ABSTRACT

Introduction At the beginning of the twenty-first century, Japan became increasingly vocal about the importance of promoting and protecting what Tokyo considers to be fundamental values, such as human rights and democracy, in all parts of the world. It now also explicitly mentions Asia as a priority region – something that it tended to avoid in the 1980s and 1990s.2 At the beginning of the century, Japan, as a major provider of foreign aid, announced that its Official Development Assistance (ODA) would prioritize assistance to developing countries that make active efforts to pursue “democratization, and the protection of human rights” (MOFA 2003, section I-2-1). Japan also imposed upon itself a set of principles regulating eligibility to receive Japanese aid, most notably the “democracy and human rights principle”, to pay full attention to “efforts for promoting democratization . . . and the situation regarding the protection of basic human rights and freedoms in the recipient country” (MOFA 2003, section II-4).3 However, while the turn of the century saw Japan become increasingly comfortable with the idea of human rights and democracy as universally applicable, normative values that should be internalized across Southeast Asia, Japan has also been happy to explicitly link national and strategic interests with foreign aid and development cooperation. In the National Security Strategy of 2013 (MOFA 2013a) and the Development Cooperation Charter adopted in February 2015 (MOFA 2015a), Tokyo called for a more strategic utilization of ODA in order to better serve national interests. Consequently, ODA is being linked with the ability to contribute proactively to peace and security, particularly in East and Southeast Asia.
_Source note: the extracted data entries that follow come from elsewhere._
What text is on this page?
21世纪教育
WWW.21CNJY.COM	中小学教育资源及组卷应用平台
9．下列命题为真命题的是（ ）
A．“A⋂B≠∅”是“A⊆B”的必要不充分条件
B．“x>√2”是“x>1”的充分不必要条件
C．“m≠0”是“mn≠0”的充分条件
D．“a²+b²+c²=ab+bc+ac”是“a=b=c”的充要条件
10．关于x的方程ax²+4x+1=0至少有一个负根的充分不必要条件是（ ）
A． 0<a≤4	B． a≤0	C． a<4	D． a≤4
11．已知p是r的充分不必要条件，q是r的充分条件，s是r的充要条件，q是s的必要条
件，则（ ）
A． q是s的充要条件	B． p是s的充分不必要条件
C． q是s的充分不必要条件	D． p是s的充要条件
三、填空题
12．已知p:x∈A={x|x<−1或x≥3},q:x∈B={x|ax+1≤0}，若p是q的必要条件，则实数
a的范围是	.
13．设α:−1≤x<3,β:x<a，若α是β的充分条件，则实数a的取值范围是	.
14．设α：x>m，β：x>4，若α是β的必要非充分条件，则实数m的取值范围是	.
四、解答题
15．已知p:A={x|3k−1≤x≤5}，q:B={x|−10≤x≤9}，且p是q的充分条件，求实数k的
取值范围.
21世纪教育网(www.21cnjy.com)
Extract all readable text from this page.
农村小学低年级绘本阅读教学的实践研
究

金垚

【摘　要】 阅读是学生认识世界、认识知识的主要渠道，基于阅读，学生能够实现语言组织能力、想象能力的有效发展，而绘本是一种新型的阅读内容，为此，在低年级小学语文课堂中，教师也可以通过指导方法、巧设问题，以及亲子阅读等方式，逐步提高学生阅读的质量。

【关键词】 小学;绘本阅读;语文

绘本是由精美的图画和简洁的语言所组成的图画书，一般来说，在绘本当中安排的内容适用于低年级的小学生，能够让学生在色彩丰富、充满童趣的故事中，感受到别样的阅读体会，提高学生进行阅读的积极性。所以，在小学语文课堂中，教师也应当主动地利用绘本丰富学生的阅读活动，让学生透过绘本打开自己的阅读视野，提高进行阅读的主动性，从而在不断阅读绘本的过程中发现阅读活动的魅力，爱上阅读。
This chapter analyses the potential implications of Japan’s “securitization” of ODA for Tokyo’s increasingly vocal normative ambitions regarding the promotion and protection of democratization and basic human rights processes in Southeast Asia. Japan’s compliance with its self-imposed democracy and human rights principle in Southeast Asia is examined, and the priority given to developing countries’ democratization and human rights protection in the region is assessed. The time frame is ODA between 2004 and 2015. Japan has been criticized for arbitrary implementation of the democracy and human rights principle

since its first appearance in the original ODA Charter of 1992, but few if any studies have measured compliance since the revision of the ODA Charter in 2003. In addition, given the adoption of the Millennium Development Goals (MDGs) in 2000 and Japan’s new-found and increasing advocacy for the AsiaPacific region to be founded on “universal values of freedom, democracy and human rights” in the twenty-first century, Japan may be expected to be more inclined to comply with its self-imposed ODA principles. With Tokyo’s previous pragmatic implementation of the ODA principles in mind, a logical assumption would be that the securitization of ODA and the growing focus on national interests would have negative implications for the more normative ambitions that Japan has signalled for Southeast Asia. This chapter, however, finds that even though Japan has recently upgraded security and national interests as explicit objectives of Japanese ODA, these “policy shifts” are unlikely to have adverse effects on Japan’s normative ambitions. Since Japan generally refrains from engaging in advocacy of normative values where such values are considered controversial, and instead focuses such ambitions on countries that have already started to commit to these values, nothing stands in the way of Tokyo increasing its advocacy while at the same time continuing to provide ODA that serves its national interests.